I went into pribyslavitz and cleared it (this was while the “scouting” mission was active). Found ONE Sleep and save bed.
I was traveling around north of Neuhof, came upon a “camp.” There was a Sleep and Save bed there.
South of Neuhof there are two shacks. One on either side of the river. In one is an “accident” including a dead-body. Both of them have a “sleep and save” hay pile in them.
This just scratches the surface of seemingly random beds which are not in any clear sense “owned” by Henry where one can sleep and save. They seem to be littered in a random fashion all over the map.
Now maybe there was a mutiny among the level designers who decided to put all these in the game and the directors didn’t find out until it was too late, but in any event: I don’t consider this to be “good design.” It is not consistent. It is not clear. It is not realistic. It is not “historically accurate.” I’m even a bit dubious that it somehow contributes to “good game play,” though I will admit, I have been somewhat won over to the idea of limiting player capacity to save the game.
Like I’ve said before: it makes no sense that the player cannot sleep effectively anywhere. What, after all, is the difference between “this hay pile here” and that one out there in the barn or the one under that tree log down the road? People have been sleeping on the ground in “undesignated spots” for millennia and the game acknowledges this with the absolutely spartan nature of the “beds” we pay to own or otherwise have given to us; they are, for the most part, piles of hay!

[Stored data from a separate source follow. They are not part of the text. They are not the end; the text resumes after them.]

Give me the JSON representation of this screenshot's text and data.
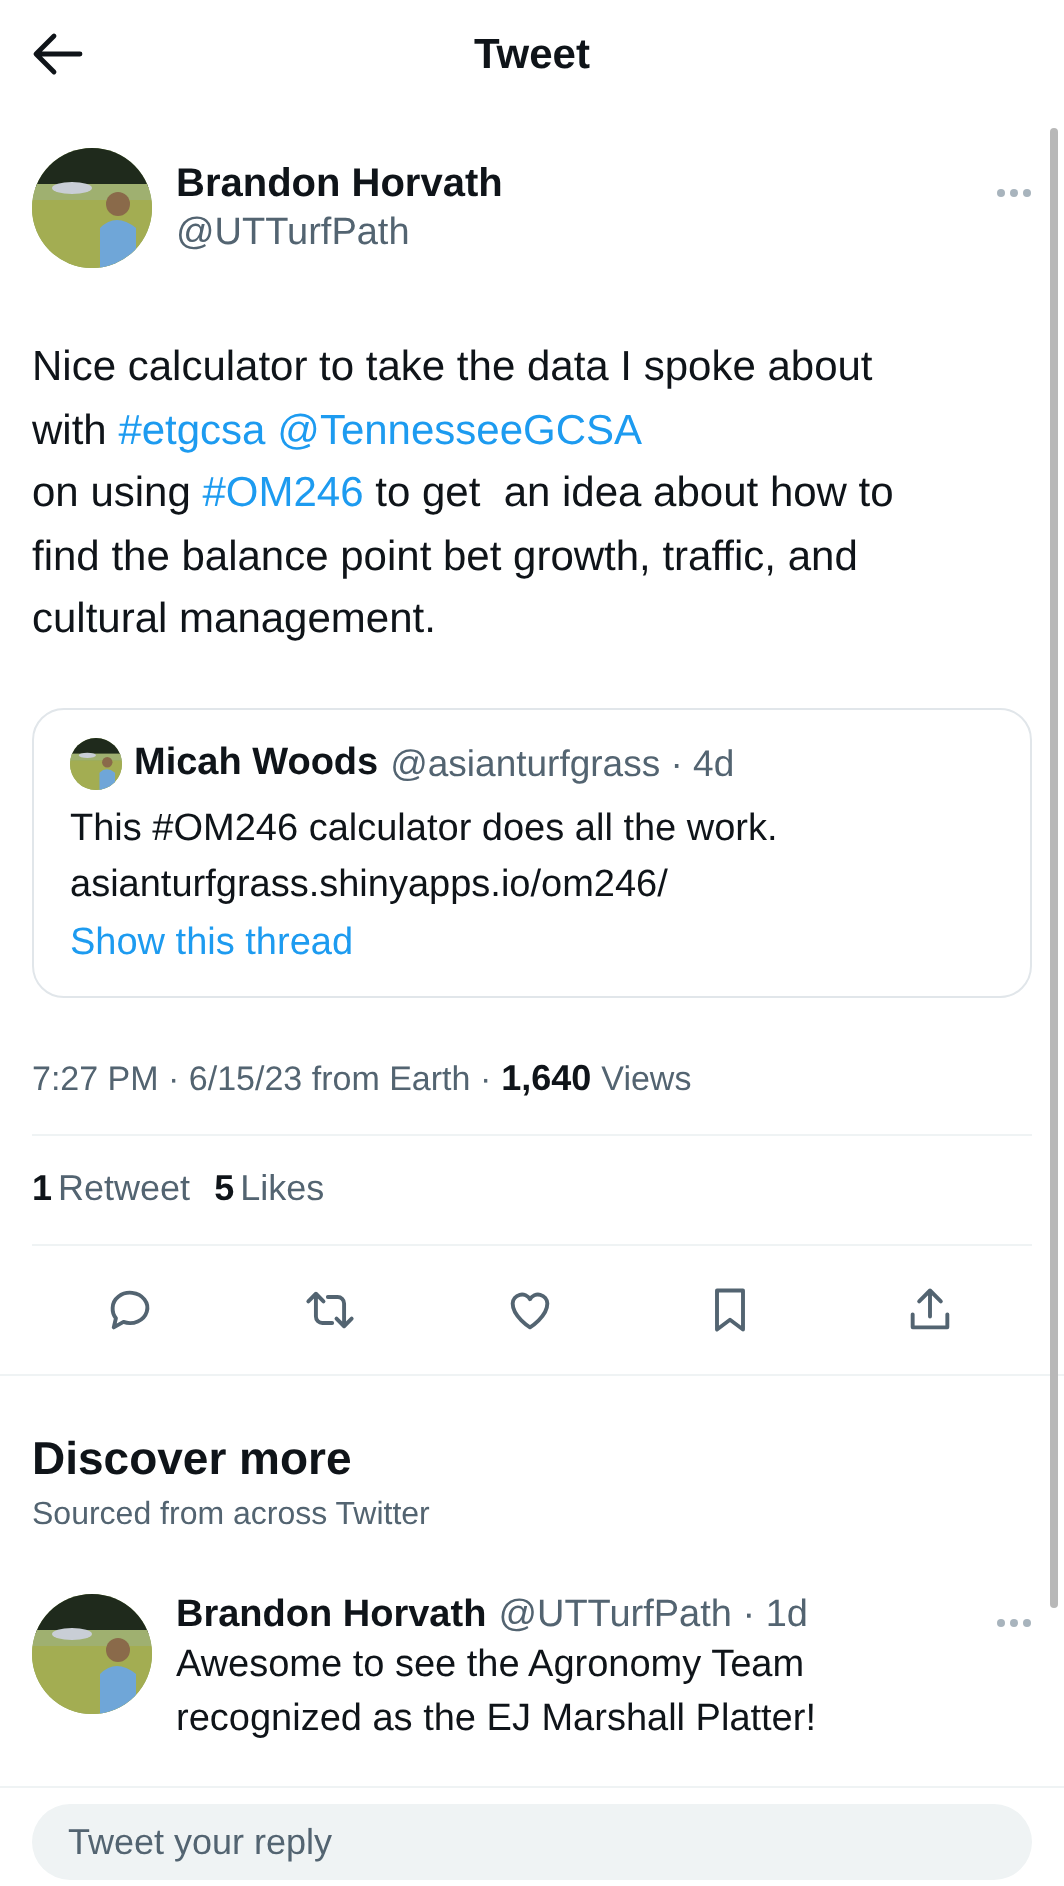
{
  "header": {
    "title": "Tweet"
  },
  "tweet": {
    "author": {
      "name": "Brandon Horvath",
      "handle": "@UTTurfPath"
    },
    "body_lines": [
      [
        {
          "kind": "text",
          "text": "Nice calculator to take the data I spoke about"
        }
      ],
      [
        {
          "kind": "text",
          "text": "with "
        },
        {
          "kind": "link",
          "text": "#etgcsa"
        },
        {
          "kind": "link",
          "text": "@TennesseeGCSA"
        }
      ],
      [
        {
          "kind": "text",
          "text": "on using "
        },
        {
          "kind": "link",
          "text": "#OM246"
        },
        {
          "kind": "text",
          "text": " to get  an idea about how to"
        }
      ],
      [
        {
          "kind": "text",
          "text": "find the balance point bet growth, traffic, and"
        }
      ],
      [
        {
          "kind": "text",
          "text": "cultural management."
        }
      ]
    ],
    "quote": {
      "name": "Micah Woods",
      "meta": "@asianturfgrass · 4d",
      "lines": [
        "This #OM246 calculator does all the work.",
        "asianturfgrass.shinyapps.io/om246/"
      ],
      "thread_link": "Show this thread"
    },
    "meta": "7:27 PM · 6/15/23 from Earth ·",
    "views_count": "1,640",
    "views_label": "Views",
    "stats": [
      {
        "count": "1",
        "label": "Retweet"
      },
      {
        "count": "5",
        "label": "Likes"
      }
    ],
    "actions": [
      {
        "kind": "reply"
      },
      {
        "kind": "retweet"
      },
      {
        "kind": "like"
      },
      {
        "kind": "bookmark"
      },
      {
        "kind": "share"
      }
    ]
  },
  "discover": {
    "title": "Discover more",
    "subtitle": "Sourced from across Twitter",
    "tweets": [
      {
        "name": "Brandon Horvath",
        "meta": "@UTTurfPath · 1d",
        "lines": [
          "Awesome to see the Agronomy Team",
          "recognized as the EJ Marshall Platter!"
        ]
      }
    ]
  },
  "reply_bar": {
    "placeholder": "Tweet your reply"
  }
}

The limited saving functionality could be retained in many different forms while allowing the player to sleep anywhere and even to sleep and save “anywhere,” just not “any time.”
I don’t have the answer to these design questions, though they are something that intrigues me. I think the real trick is to step back and ask: HOW does reducing a player’s capacity to create save files enhance game play?
6 months ago, I definitely would have scoffed at the idea that such a mechanic enhances game play at all, and even now I remain undecided, dubious you could say. But I’m open to being convinced that it does actually contribute positively to game play in a way which players would appreciate if it were explained to them.